Low Cost Solar Thermal Power Plants: Sunny Future?


With increasing concerns over the deleterious effect of excess industrial activity produced carbon dioxide in the Earth’s atmosphere, are low cost solar thermal power plants the viable long-term answer?

By: Ringo Bones 

Here’s a solar energy generation concept that could surely make solar power advocate Ed Begley, Jr. blush, but could low cost solar thermal power plants be a practical and economically viable long term solution in curbing our conventional power generating activity from dumping excess carbon dioxide gas into the Earth’s atmosphere? Luckily, the idea seems to point a sunny future on the concept of affordable renewable energy power generation. 

A civil engineer named Andrea Pedretti says constructing low cost solar thermal power plants using simple aluminized plastic foil is up to 50 times cheaper than the glass based mirrors currently used as the parabolic mirror through in a solar thermal power plant. Aluminized plastic foils found in the market today are now about as corrosion resistant as the glass based mirrors currently used in solar thermal power plant construction. Given that aluminized plastic foils used as a mirror are much lighter than their glass based counterparts, most of the financial savings in constructing these types of solar thermal power plants could mostly come from using cheaper support structures bearing much lighter loads.   

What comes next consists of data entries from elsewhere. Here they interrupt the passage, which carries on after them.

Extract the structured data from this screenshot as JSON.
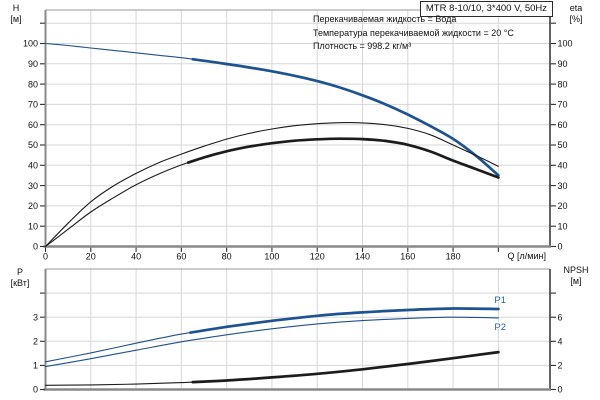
{
  "title_box": "MTR 8-10/10, 3*400 V, 50Hz",
  "info_lines": [
    "Перекачиваемая жидкость = Вода",
    "Температура перекачиваемой жидкости = 20 °C",
    "Плотность = 998.2 кг/м³"
  ],
  "colors": {
    "curve_blue": "#1d5390",
    "curve_black": "#1c1c1c",
    "label_blue": "#2563ac",
    "grid": "#d7d7d7",
    "axis_gray": "#898989",
    "axis_dark": "#3c3c3c",
    "tick": "#2e2e2e",
    "text": "#111111"
  },
  "chart_data": [
    {
      "id": "head-efficiency-chart",
      "type": "line",
      "x_axis": {
        "label": "Q [л/мин]",
        "range": [
          0,
          222.8
        ],
        "tick_values": [
          0,
          20,
          40,
          60,
          80,
          100,
          120,
          140,
          160,
          180,
          200
        ],
        "tick_labels": [
          "0",
          "20",
          "40",
          "60",
          "80",
          "100",
          "120",
          "140",
          "160",
          "180",
          ""
        ]
      },
      "left_axis": {
        "title": [
          "H",
          "[м]"
        ],
        "range": [
          0,
          116.5
        ],
        "tick_values": [
          0,
          10,
          20,
          30,
          40,
          50,
          60,
          70,
          80,
          90,
          100,
          110
        ],
        "tick_labels": [
          "0",
          "10",
          "20",
          "30",
          "40",
          "50",
          "60",
          "70",
          "80",
          "90",
          "100",
          ""
        ]
      },
      "right_axis": {
        "title": [
          "eta",
          "[%]"
        ],
        "range": [
          0,
          116.5
        ],
        "tick_values": [
          0,
          10,
          20,
          30,
          40,
          50,
          60,
          70,
          80,
          90,
          100,
          110
        ],
        "tick_labels": [
          "0",
          "10",
          "20",
          "30",
          "40",
          "50",
          "60",
          "70",
          "80",
          "90",
          "100",
          ""
        ]
      },
      "series": [
        {
          "name": "head-curve",
          "axis": "left",
          "color": "#1d5390",
          "bold_from": 65,
          "points": [
            [
              0,
              100
            ],
            [
              10,
              99
            ],
            [
              20,
              97.8
            ],
            [
              30,
              96.6
            ],
            [
              40,
              95.4
            ],
            [
              50,
              94.2
            ],
            [
              60,
              93
            ],
            [
              70,
              91.5
            ],
            [
              80,
              89.9
            ],
            [
              90,
              88.2
            ],
            [
              100,
              86.3
            ],
            [
              110,
              84.1
            ],
            [
              120,
              81.5
            ],
            [
              130,
              78.3
            ],
            [
              140,
              74.5
            ],
            [
              150,
              70.1
            ],
            [
              160,
              65
            ],
            [
              170,
              59.3
            ],
            [
              180,
              53
            ],
            [
              190,
              44.8
            ],
            [
              200,
              35
            ]
          ]
        },
        {
          "name": "eta-pump-curve",
          "axis": "right",
          "color": "#1c1c1c",
          "bold_from": null,
          "points": [
            [
              0,
              0
            ],
            [
              10,
              11.5
            ],
            [
              20,
              22
            ],
            [
              30,
              29.8
            ],
            [
              40,
              36
            ],
            [
              50,
              41.3
            ],
            [
              60,
              45.5
            ],
            [
              70,
              49.4
            ],
            [
              80,
              52.9
            ],
            [
              90,
              55.7
            ],
            [
              100,
              57.9
            ],
            [
              110,
              59.5
            ],
            [
              120,
              60.5
            ],
            [
              130,
              61
            ],
            [
              140,
              60.9
            ],
            [
              150,
              60
            ],
            [
              160,
              58.2
            ],
            [
              170,
              55
            ],
            [
              180,
              50
            ],
            [
              190,
              44.9
            ],
            [
              200,
              39.5
            ]
          ]
        },
        {
          "name": "eta-pump-motor-curve",
          "axis": "right",
          "color": "#1c1c1c",
          "bold_from": 63,
          "points": [
            [
              0,
              0
            ],
            [
              10,
              8.5
            ],
            [
              20,
              17
            ],
            [
              30,
              24
            ],
            [
              40,
              30.4
            ],
            [
              50,
              35.7
            ],
            [
              60,
              40.2
            ],
            [
              70,
              43.9
            ],
            [
              80,
              46.9
            ],
            [
              90,
              49.2
            ],
            [
              100,
              50.9
            ],
            [
              110,
              52.1
            ],
            [
              120,
              52.8
            ],
            [
              130,
              53.1
            ],
            [
              140,
              52.9
            ],
            [
              150,
              52
            ],
            [
              160,
              50.1
            ],
            [
              170,
              46.8
            ],
            [
              180,
              42.3
            ],
            [
              190,
              38.2
            ],
            [
              200,
              34
            ]
          ]
        }
      ]
    },
    {
      "id": "power-npsh-chart",
      "type": "line",
      "x_axis": {
        "label": "",
        "range": [
          0,
          222.8
        ],
        "tick_values": [
          0,
          20,
          40,
          60,
          80,
          100,
          120,
          140,
          160,
          180,
          200
        ],
        "tick_labels": []
      },
      "left_axis": {
        "title": [
          "P",
          "[кВт]"
        ],
        "range": [
          0,
          5
        ],
        "tick_values": [
          0,
          1,
          2,
          3,
          4
        ],
        "tick_labels": [
          "0",
          "1",
          "2",
          "3",
          ""
        ]
      },
      "right_axis": {
        "title": [
          "NPSH",
          "[м]"
        ],
        "range": [
          0,
          10
        ],
        "tick_values": [
          0,
          2,
          4,
          6,
          8
        ],
        "tick_labels": [
          "0",
          "2",
          "4",
          "6",
          ""
        ]
      },
      "series": [
        {
          "name": "p1-power-curve",
          "axis": "left",
          "color": "#1d5390",
          "bold_from": 64,
          "label": "P1",
          "label_color": "#2563ac",
          "points": [
            [
              0,
              1.15
            ],
            [
              20,
              1.52
            ],
            [
              40,
              1.92
            ],
            [
              60,
              2.3
            ],
            [
              80,
              2.6
            ],
            [
              100,
              2.85
            ],
            [
              120,
              3.06
            ],
            [
              140,
              3.2
            ],
            [
              160,
              3.3
            ],
            [
              180,
              3.36
            ],
            [
              200,
              3.34
            ]
          ]
        },
        {
          "name": "p2-power-curve",
          "axis": "left",
          "color": "#1d5390",
          "bold_from": null,
          "label": "P2",
          "label_color": "#2563ac",
          "points": [
            [
              0,
              0.95
            ],
            [
              20,
              1.28
            ],
            [
              40,
              1.63
            ],
            [
              60,
              1.98
            ],
            [
              80,
              2.27
            ],
            [
              100,
              2.52
            ],
            [
              120,
              2.72
            ],
            [
              140,
              2.86
            ],
            [
              160,
              2.95
            ],
            [
              180,
              3.0
            ],
            [
              200,
              2.97
            ]
          ]
        },
        {
          "name": "npsh-curve",
          "axis": "right",
          "color": "#1c1c1c",
          "bold_from": 65,
          "points": [
            [
              0,
              0.35
            ],
            [
              20,
              0.38
            ],
            [
              40,
              0.45
            ],
            [
              60,
              0.57
            ],
            [
              80,
              0.75
            ],
            [
              100,
              1.0
            ],
            [
              120,
              1.3
            ],
            [
              140,
              1.68
            ],
            [
              160,
              2.12
            ],
            [
              180,
              2.6
            ],
            [
              200,
              3.1
            ]
          ]
        }
      ]
    }
  ]
}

Andrea Pedretti’s low cost solar thermal power plant concept had been tested in a Moroccan cement factory and shows results on par with their costlier rivals that use conventional glass based mirrors on their parabolic through arrays that heat the working substance – like oil or water – that generate power by being directed to drive a dynamo type electrical generator. If scaled up, aluminized plastic foil based low cost solar thermal power plants could finally make practical clean solar power available to the parts of the world who can’t afford conventional solar thermal power plants. If the concept becomes successful, who needs the groundwater pollution risks of fracking.